En troisième lieu. Le soin du salut des âmes ne saurait appartenir au magistrat, parce que, si la rigueur des lois et l'efficacité des peines et des amendes pouvaient convaincre l'esprit des hommes et leur donner de nouvelles idées, tout cela ne servirait de rien pour le salut de leurs âmes. En voici la raison, c'est que la vérité est unique, et qu'il n'y a qu'un seul chemin qui conduise au Ciel. Mais quelle espérance y a-t-il qu'on y amène plus de monde, si l'on n'a d'autre règle à suivre que la religion de la cour , si l'on est obligé de renoncer à ses propres lumières, de combattre le sentiment intérieur de sa conscience, et de se soumettre en aveugles à la volonté de ceux qui gouvernent, et à la religion, que l'ignorance, l'ambition ou la superstition même ont peut-être établie dans le pays où l'on est né ? Si nous avons égard à la différence et à la contrariété des sentiments qu'il a y a sur le fait de la religion, et à ce que les princes ne sont pas moins partagés là-dessus, que dans leurs intérêts temporels, il faut avouer que le chemin du salut est rendu bien étroit. Il n'y aurait plus qu'un seul pays qui suivit cette route, et tout le reste du monde se trouverait engagé à suivre ses princes dans le chemin qui conduit à la perdition. Ce qu'il y a de plus absurde encore, et qui s'accorde fort mal avec l'idée d'une Divinité, c'est que les hommes devraient leur bonheur ou leur malheur éternel aux lieux de leur naissance.

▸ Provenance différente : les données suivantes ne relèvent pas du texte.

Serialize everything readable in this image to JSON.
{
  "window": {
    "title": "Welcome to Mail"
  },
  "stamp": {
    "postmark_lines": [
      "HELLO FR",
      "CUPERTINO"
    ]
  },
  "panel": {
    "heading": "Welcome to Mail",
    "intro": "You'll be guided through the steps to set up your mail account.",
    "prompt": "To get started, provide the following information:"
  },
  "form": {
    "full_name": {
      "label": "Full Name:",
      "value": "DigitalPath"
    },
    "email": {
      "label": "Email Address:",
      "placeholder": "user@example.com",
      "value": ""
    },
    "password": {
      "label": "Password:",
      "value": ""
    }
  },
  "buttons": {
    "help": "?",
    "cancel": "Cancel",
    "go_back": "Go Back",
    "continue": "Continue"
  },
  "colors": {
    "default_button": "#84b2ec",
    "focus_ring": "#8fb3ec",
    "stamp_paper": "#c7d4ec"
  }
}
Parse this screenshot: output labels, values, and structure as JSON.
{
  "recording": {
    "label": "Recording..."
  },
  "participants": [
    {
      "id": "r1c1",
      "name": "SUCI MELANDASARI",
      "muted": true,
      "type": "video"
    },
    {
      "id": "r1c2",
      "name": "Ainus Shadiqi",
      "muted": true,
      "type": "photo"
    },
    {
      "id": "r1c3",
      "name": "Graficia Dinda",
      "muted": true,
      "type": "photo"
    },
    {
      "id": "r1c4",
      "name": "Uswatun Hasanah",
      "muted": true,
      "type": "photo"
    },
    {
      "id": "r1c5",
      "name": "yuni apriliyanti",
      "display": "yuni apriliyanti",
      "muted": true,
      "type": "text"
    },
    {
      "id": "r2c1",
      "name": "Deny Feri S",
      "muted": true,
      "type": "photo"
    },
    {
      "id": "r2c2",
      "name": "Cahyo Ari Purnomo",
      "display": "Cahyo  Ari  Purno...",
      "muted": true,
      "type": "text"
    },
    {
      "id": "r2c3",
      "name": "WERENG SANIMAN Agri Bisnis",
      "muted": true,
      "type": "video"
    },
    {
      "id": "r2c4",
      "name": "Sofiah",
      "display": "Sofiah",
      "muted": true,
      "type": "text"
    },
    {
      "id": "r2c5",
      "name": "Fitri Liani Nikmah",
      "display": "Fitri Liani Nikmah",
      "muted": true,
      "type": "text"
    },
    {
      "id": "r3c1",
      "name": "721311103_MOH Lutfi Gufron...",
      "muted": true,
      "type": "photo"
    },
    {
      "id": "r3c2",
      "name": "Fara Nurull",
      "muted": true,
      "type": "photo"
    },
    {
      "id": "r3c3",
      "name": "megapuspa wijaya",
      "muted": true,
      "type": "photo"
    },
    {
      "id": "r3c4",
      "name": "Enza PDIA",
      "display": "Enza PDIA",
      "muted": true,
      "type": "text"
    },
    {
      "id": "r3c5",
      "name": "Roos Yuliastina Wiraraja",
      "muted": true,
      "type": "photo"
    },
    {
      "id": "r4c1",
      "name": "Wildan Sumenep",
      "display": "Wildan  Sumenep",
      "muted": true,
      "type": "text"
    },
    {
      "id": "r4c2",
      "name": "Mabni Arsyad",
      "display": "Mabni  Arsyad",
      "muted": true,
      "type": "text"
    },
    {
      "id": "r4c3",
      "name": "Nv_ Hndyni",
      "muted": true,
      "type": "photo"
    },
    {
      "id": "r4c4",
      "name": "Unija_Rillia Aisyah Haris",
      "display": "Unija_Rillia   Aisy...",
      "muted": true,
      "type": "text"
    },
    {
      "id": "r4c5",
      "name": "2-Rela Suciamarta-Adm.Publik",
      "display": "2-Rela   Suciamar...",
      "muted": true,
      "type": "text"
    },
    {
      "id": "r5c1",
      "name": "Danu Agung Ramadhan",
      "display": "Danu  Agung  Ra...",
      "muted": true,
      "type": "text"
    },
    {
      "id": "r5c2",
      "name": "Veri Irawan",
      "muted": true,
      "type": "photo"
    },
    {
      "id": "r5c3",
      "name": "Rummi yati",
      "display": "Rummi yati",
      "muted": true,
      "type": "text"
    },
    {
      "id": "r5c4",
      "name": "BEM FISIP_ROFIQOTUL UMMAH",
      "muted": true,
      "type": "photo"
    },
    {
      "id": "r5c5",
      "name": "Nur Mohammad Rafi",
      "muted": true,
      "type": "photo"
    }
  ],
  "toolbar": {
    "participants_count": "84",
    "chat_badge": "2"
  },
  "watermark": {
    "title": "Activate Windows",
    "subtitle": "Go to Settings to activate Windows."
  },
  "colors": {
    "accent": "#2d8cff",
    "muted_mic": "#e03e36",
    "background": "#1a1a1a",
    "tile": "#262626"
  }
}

Ces raisons seules, sans m'arrêter à bien d'autres que j'aurais pu alléguer ici, me paraissent suffisantes pour conclure que tout le pouvoir du gouvernement civil ne se rapporter qu'à l'intérêt temporel des hommes, qu'il est borné au soin des choses de ce monde, et qu'il ne doit pas se mêler de ce qui regarde le siècle à venir.